Building that kind of system will require co-ordination of government programs, as well as the skilled clinicians delivering services. One example of a grassroots innovation is the Ontario-based program Psychotherapy Matters, which has psychiatrists, patients and psychotherapists attend virtual appointments together. The program is still small-scale – with seven psychiatrists and 215 therapists – and receives no government funding beyond what the psychiatrists bill the province for consultations. It is also complicated because to pay for therapy, clients use workplace plans – which typically have caps on coverage – or have to cover it themselves.
But Victory Nguyen, a psychiatrist with the program, says it allows her to consult with more patients in rural areas knowing a trained therapist is overseeing the treatment plan. It also helps build up therapists’ expertise by enabling them to see more patients with more complex needs.
Holly Mathers, a registered psychotherapist in Kitchener, Ont., who also collaborates on care for her clients through Psychotherapy Matters, says not only does the program enable her clients to see a psychiatrist more quickly – usually within weeks or months – but the care team working together means they can respond faster when treatment needs to be adjusted. “This is what the future should be,” she said.

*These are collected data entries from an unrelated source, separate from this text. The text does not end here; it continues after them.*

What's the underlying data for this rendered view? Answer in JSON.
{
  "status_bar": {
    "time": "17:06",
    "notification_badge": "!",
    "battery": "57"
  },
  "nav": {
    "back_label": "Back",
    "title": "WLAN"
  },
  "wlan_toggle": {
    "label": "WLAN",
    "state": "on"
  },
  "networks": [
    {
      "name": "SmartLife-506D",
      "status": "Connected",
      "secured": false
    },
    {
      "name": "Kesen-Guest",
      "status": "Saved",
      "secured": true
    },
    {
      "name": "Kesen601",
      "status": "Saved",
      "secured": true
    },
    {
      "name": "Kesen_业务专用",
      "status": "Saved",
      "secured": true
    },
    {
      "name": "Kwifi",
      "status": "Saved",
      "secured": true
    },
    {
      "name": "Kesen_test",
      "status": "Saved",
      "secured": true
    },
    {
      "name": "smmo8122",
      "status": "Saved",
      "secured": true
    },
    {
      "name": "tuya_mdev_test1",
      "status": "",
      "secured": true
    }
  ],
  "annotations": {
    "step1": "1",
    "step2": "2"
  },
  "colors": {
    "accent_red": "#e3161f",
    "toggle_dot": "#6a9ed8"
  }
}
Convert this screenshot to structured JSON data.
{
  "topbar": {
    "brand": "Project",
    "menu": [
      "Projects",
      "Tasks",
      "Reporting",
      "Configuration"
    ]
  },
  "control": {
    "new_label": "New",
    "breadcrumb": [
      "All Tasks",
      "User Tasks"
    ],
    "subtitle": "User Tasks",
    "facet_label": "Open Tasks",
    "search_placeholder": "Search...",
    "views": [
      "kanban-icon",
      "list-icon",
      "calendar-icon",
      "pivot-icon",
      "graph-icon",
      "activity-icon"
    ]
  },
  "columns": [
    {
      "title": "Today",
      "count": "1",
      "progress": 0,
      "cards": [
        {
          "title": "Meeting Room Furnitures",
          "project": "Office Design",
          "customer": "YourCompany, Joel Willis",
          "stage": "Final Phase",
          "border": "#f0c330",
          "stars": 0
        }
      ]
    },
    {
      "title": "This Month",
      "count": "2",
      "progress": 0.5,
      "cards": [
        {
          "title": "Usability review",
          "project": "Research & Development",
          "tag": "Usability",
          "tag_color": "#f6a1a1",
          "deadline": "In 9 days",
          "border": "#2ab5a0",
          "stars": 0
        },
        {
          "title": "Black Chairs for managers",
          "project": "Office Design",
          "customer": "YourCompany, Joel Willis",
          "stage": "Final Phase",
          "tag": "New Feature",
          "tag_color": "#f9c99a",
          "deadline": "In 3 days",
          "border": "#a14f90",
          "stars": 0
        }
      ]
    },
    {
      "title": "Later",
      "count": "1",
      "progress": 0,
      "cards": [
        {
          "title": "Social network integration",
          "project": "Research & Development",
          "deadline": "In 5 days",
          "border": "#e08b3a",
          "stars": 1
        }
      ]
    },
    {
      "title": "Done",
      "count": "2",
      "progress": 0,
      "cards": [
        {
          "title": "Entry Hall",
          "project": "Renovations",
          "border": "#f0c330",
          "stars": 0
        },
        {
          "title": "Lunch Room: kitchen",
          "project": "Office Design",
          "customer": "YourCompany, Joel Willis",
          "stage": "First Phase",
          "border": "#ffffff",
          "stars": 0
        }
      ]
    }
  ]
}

The pandemic may have applied the pressure, but this election has seen “an explicit recognition of the importance of investing in mental-health care,” said Karen Cohen, chief executive officer of the Canadian Psychological Association.
Ideally, in the near future that would mean building on successful programs, stable funding for community-based services, expanded coverage of therapy and equal access to the best care based on need. As always, Dr. Cohen said, “The devil is in the details.”